On Friday night, that’s exactly where he was.
Hayden was honored prior to the halftime show of the Lions’ 35-0 rout over the Taylor Ducks after he spent a significant portion of his summer break raising more than $700 for a library in Port Aransas that was heavily damaged by Hurricane Harvey.
According Hayden’s grandmother Kim Bagwell, her grandson got the idea to help after he realized the kids in the community didn’t have a library to check out his most precious commodity: books.
“He loves to read,” said Bagwell. “He always has. He read more than 1,000,000 words over the last school year.”
Hayden, whose favorite book is “Big Nate,” said he wanted to help because it made him feel bad knowing the other kids in the area might not have any books to read.
“We used to use the library a lot over the summer, but this year we weren’t able to,” said Bagwell. “When he found out the library still wasn’t open, he decided to take action of his own.”
According to Bagwell, the pair decided the best way to raise money to donate to the library would be to create a lemonade stand. They fittingly named it “Hayden-aid.” So, they bought their lemons and they bought their sugar and they squeezed out all the fresh lemonade they could produce.
And it worked. The money started to pour in. In one case, somebody even paid $100 for a pitcher of Hayden’s refreshing beverage.
Even during the evenings, after the lemonade stand was closed, Hayden would sometimes ride around with his grandmother on their golf cart squeezing a honking rubber chicken while yelling, “Lemonade, lemonade!”

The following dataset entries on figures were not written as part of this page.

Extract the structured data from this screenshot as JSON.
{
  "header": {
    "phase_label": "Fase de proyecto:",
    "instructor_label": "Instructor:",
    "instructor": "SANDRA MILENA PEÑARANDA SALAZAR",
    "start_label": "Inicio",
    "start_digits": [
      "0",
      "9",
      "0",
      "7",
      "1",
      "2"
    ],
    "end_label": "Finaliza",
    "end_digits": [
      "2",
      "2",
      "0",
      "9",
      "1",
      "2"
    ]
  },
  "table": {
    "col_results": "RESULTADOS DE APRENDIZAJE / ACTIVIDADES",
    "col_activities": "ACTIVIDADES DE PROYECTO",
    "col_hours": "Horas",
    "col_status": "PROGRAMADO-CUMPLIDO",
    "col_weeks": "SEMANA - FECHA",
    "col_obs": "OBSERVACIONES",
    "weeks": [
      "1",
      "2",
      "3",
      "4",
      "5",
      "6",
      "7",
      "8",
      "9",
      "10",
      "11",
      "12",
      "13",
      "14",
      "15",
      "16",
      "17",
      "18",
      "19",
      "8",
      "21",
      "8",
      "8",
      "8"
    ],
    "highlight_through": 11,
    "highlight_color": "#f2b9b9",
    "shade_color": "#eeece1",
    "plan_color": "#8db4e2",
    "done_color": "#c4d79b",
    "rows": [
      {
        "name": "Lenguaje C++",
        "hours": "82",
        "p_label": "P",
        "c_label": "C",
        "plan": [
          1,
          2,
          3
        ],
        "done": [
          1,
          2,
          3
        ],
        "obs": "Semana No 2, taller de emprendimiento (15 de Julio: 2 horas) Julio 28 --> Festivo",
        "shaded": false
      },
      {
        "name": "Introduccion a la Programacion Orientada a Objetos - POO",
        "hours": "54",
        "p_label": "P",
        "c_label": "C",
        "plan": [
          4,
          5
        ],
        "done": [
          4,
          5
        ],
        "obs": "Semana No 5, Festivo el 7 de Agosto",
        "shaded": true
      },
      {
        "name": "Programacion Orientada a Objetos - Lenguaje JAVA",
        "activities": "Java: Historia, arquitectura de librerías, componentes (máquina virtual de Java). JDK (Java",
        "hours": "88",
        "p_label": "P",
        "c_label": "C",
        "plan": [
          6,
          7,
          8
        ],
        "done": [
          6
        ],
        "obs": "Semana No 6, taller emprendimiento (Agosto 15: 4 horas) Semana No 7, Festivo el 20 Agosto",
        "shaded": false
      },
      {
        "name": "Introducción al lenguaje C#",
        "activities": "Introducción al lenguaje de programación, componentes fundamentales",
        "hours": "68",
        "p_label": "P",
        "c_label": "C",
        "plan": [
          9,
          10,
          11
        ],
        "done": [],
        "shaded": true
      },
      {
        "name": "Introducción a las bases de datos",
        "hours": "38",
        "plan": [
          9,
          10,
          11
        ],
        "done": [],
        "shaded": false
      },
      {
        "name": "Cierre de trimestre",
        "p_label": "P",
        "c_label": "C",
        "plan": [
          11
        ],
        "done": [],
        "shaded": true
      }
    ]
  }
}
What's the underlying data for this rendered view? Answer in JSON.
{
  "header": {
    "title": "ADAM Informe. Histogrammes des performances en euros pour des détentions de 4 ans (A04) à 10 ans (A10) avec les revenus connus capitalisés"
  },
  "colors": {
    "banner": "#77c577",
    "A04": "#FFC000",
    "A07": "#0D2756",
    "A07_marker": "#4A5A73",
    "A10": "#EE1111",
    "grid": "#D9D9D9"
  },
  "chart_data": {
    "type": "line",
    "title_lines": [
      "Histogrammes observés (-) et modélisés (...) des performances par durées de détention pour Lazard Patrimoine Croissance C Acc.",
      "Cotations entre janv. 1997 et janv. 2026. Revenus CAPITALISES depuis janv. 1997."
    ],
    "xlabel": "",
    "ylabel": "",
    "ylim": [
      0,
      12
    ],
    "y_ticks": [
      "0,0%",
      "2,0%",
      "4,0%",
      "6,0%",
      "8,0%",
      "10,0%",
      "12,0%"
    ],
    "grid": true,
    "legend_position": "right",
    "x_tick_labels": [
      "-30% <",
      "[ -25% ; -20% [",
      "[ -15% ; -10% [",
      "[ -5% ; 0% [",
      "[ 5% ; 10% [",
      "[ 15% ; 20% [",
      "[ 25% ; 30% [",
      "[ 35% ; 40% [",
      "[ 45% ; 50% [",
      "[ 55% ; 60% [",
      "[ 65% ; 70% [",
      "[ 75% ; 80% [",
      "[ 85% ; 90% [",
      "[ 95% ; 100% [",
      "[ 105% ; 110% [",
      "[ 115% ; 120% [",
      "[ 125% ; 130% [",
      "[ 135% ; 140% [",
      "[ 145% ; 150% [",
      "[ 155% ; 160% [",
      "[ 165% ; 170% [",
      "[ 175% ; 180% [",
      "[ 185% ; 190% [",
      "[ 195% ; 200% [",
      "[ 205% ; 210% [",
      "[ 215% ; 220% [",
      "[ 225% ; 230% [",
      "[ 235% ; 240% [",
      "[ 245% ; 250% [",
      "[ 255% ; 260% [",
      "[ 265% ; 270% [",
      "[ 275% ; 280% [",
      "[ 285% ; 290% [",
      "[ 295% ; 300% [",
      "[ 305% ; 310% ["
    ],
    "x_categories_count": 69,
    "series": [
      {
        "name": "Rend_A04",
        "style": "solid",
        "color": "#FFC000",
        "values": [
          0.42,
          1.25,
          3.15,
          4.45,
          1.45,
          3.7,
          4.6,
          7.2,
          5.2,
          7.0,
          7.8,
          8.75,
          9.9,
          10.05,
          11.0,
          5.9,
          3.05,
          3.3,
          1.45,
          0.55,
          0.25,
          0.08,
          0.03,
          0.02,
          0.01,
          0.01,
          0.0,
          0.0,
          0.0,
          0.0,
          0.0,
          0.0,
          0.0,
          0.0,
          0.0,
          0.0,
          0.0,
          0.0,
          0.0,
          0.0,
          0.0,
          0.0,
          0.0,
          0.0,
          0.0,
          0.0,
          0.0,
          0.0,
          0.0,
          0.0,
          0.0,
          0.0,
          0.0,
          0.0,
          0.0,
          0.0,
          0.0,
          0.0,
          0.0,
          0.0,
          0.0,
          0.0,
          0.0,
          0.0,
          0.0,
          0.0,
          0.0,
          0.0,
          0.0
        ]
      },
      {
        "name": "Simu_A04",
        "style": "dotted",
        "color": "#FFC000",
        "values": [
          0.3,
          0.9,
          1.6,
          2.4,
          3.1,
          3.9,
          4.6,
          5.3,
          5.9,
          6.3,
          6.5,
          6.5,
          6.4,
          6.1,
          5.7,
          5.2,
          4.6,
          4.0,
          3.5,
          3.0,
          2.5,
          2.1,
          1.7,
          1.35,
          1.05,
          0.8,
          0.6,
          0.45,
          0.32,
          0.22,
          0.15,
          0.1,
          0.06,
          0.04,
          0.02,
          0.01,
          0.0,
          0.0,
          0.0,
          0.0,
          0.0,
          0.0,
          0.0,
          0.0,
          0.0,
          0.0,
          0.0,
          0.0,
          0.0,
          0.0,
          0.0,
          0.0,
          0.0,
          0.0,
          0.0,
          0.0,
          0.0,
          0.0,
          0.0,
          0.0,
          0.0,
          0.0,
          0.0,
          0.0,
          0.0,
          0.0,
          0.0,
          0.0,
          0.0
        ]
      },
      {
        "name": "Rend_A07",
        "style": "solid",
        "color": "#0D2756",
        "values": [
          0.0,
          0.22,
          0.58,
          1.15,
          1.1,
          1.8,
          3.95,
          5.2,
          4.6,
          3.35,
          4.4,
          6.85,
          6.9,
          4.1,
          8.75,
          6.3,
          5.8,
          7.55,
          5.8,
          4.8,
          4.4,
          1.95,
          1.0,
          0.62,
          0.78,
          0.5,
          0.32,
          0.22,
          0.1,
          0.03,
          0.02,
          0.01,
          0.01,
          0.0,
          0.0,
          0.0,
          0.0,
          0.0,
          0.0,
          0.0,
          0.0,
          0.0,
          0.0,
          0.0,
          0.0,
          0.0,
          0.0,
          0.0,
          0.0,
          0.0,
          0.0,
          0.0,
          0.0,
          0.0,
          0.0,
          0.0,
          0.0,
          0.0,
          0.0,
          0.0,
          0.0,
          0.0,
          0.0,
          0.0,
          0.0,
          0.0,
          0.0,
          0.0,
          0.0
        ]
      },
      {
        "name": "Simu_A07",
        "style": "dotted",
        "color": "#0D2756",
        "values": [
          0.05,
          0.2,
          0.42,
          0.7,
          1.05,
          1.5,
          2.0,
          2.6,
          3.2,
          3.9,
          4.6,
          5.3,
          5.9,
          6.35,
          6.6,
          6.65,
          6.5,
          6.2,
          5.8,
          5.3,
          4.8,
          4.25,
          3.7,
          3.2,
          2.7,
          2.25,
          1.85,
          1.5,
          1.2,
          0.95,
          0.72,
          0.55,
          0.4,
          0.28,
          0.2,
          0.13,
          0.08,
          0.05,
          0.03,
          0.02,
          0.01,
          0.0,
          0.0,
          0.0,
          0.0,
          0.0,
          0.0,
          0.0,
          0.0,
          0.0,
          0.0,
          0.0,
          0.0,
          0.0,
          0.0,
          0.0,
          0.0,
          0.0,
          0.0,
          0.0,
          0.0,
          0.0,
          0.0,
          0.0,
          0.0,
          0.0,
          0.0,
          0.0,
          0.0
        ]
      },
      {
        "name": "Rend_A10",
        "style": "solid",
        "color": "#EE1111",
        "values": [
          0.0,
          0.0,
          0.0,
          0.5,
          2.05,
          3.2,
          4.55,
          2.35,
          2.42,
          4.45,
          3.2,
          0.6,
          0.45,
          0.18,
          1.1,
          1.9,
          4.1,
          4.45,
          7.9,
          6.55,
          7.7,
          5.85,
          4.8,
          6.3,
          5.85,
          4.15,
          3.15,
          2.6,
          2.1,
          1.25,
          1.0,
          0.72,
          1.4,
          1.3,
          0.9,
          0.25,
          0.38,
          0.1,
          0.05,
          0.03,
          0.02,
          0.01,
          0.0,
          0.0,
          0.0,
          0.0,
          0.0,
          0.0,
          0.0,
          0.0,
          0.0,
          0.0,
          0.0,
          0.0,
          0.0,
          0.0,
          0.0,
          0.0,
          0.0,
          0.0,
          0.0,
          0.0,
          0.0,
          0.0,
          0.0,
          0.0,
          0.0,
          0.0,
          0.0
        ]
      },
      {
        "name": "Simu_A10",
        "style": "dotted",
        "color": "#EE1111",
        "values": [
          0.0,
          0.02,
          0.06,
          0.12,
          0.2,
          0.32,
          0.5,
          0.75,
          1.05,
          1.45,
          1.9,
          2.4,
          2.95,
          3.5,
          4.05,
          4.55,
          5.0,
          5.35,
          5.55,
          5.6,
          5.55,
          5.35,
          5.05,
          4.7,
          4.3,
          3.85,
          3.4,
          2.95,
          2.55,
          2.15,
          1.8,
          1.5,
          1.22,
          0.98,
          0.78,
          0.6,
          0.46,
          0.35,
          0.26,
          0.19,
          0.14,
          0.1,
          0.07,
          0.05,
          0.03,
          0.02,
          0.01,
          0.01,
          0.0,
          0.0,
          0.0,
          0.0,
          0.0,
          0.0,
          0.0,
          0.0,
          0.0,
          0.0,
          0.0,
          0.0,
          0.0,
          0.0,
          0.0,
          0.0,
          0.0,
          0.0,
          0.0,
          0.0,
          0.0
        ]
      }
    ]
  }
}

In a little more than two weeks, Hayden had raised roughly $715 to donate to the library.
“It felt really good,” Hayden said.
“He’s always been very giving and very helpful,” said Bagwell. “Anytime we go to a restaurant or HEB or wherever, he always wants to hold the door for people. We do our seven mindsets here at school and one of the mindsets is “live to give,” and that’s a lot of what we talk about – going out of your way to help people.”
In the future, Hayden said he planned on making more lemonade stands and finding other ways he could help out in his community. When he grows up, Hayden said he wanted to be a police officer, because, you guessed it, he wanted to help people.